Preparing for a disability hearing in NC
There are a number of things to do to prepare for a disability hearing. The key word in that sentence, of course, is “prepare”. Because claimants who show up at their NC disability hearing unrepresented generally don’t prepare their cases to the best extent possible.
Sometimes, they go to the hearing without getting their most recent medical records and sending them to the judge in their case (this may be because they don’t actually realize that, after a North Carolina reconsideration appeal has been done, neither NC DDS–disability determination services–or the hearing office will make any effort toward getting medical evidence for the case).

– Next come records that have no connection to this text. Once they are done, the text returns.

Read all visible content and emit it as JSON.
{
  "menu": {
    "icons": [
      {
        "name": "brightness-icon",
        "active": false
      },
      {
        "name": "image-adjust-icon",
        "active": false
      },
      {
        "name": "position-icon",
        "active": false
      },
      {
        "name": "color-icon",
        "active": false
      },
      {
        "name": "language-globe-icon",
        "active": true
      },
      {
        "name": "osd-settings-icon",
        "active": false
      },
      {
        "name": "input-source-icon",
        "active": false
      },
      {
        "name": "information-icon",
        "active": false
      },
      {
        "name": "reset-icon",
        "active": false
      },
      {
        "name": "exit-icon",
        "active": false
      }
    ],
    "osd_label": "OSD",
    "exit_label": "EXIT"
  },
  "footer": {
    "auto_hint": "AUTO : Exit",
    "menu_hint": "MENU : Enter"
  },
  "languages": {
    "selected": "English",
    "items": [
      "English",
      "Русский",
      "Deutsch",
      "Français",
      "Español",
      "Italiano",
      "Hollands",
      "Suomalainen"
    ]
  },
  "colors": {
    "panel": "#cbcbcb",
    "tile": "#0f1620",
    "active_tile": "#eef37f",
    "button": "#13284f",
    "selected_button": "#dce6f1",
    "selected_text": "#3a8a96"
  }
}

Disadvantages of going it alone at a hearing
In other instances, even when the unrepresented claimant has done this, they may fail to get the most important records. And certainly in nearly all cases, the person who is unrepresented does not obtain a medical source statement for their case, which can be pivotal to winning. All of this, of course, is in addition to the fact that a person who has not worked in the disability system (for example, as a disability examiner, which I previously was) will probably not understand the definition of disability used by the Social Security Administration and, therefore, will not know exactly what needs to be proven in order to win a disability claim.
Representation for a hearing in NC is advised
Certainly, maintaining regular medical treatment will be one of the best ways for you to prepare for your hearing. However, preparing for your hearing doesn’t stop there. To win your case, you would be advised to get representation before your hearing in North Carolina, simply because few administrative law judges will make an attempt to school you on how the process works if you show up without representation.
What is sufficient preparation for the hearing?
Having representation in hand is one of the best ways to prepare for your hearing. But adequately preparing for your hearing also means obtaining a disability representative prior to the hearing date.
Ideally, you should get someone to assist you on your case at least two months prior to your SSD or SSI hearing so that person will have plenty of time to prepare, i.e. gather your medical records, make copies of them, send copies to the judge handling your case, and read them himself.
This is why our office advises that our clients keep us updated with doctor visits, why we have a pre-hearing conversation one month before your disability hearing, and why we like to have a pre-hearing conference one week before the hearing actually takes place.